More doves of peace were released as crowds chanted: “Hallelujah! Papa Francis,” as the Pope passed by. Others who couldn’t get close watched on a giant TV screen.
During the church ceremony the Pope urged the Christian communities not to give up hope despite the horrors they’d endured.
He said: “Certainly, there will be moments when faith can waiver, when it seems that God does not see or act. This was true for you in the darkest days of the war, and it is true too in these days of global health crisis and great insecurity. At times like these, remember that Jesus is by your side. Do not stop dreaming. Do not give up.
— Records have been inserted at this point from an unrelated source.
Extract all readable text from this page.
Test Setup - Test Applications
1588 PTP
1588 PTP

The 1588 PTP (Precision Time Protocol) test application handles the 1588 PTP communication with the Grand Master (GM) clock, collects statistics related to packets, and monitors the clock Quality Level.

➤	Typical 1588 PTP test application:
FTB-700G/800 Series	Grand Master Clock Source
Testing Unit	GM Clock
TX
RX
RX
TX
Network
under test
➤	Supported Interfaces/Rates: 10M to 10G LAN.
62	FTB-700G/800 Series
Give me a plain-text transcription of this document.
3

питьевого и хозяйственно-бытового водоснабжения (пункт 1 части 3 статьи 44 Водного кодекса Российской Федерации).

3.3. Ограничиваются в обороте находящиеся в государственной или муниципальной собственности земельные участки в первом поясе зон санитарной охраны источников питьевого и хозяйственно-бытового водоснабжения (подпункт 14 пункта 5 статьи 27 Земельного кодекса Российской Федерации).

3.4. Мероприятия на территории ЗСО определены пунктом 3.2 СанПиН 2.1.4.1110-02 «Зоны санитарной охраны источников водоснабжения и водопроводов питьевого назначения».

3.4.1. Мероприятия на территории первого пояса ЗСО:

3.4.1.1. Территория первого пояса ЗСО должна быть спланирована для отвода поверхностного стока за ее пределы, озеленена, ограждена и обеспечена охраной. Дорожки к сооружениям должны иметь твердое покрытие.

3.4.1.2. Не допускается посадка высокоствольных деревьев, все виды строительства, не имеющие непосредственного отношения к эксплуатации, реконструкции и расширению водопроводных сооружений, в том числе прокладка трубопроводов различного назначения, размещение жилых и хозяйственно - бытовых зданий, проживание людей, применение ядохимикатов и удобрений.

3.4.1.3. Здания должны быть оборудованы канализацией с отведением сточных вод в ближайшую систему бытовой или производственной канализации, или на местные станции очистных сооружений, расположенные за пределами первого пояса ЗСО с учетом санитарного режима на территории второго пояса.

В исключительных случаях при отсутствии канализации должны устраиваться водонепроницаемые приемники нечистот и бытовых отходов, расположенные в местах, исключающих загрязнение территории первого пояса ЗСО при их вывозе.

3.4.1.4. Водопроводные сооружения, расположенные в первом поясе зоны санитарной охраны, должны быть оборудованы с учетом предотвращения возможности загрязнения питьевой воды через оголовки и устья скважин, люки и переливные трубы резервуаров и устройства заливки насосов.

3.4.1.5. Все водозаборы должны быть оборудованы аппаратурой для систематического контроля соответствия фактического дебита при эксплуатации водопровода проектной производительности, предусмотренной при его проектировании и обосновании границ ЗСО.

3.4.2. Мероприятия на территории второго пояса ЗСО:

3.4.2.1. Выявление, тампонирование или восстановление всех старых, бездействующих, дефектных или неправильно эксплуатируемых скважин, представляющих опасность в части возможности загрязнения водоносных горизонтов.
Do not lose hope.”
As a further boost to the Christians of Qaraqosh, the Pope was able to return a sacred manuscript saved from ISIS jihadists which had been restored in Italy.
The book, Sidra, written in the ancient language of Aramaic and dating to the 14th and 15th century, was one of the oldest books in the Church of the Immaculate Conception, and was saved by local priests. It contains liturgical prayers for Easter services.
In terms of numbers, the Pope has attracted the biggest crowds so far in this trip, partly because there are far more Christians in the north of Iraq, which is now home to thousands who’ve sought sanctuary there.
And the semi-autonomous Kurdish Government has also given sanctuary to Christians fleeing ongoing fighting in Syria.
The Pope returns to Baghdad and departs for Rome Monday, having wound up what will be seen as a highly successful four-day historic pilgrimage which achieved his goals of bringing hope to beleaguered Christian communities in Iraq and laid significant foundations for closer harmony between Christians and Muslims.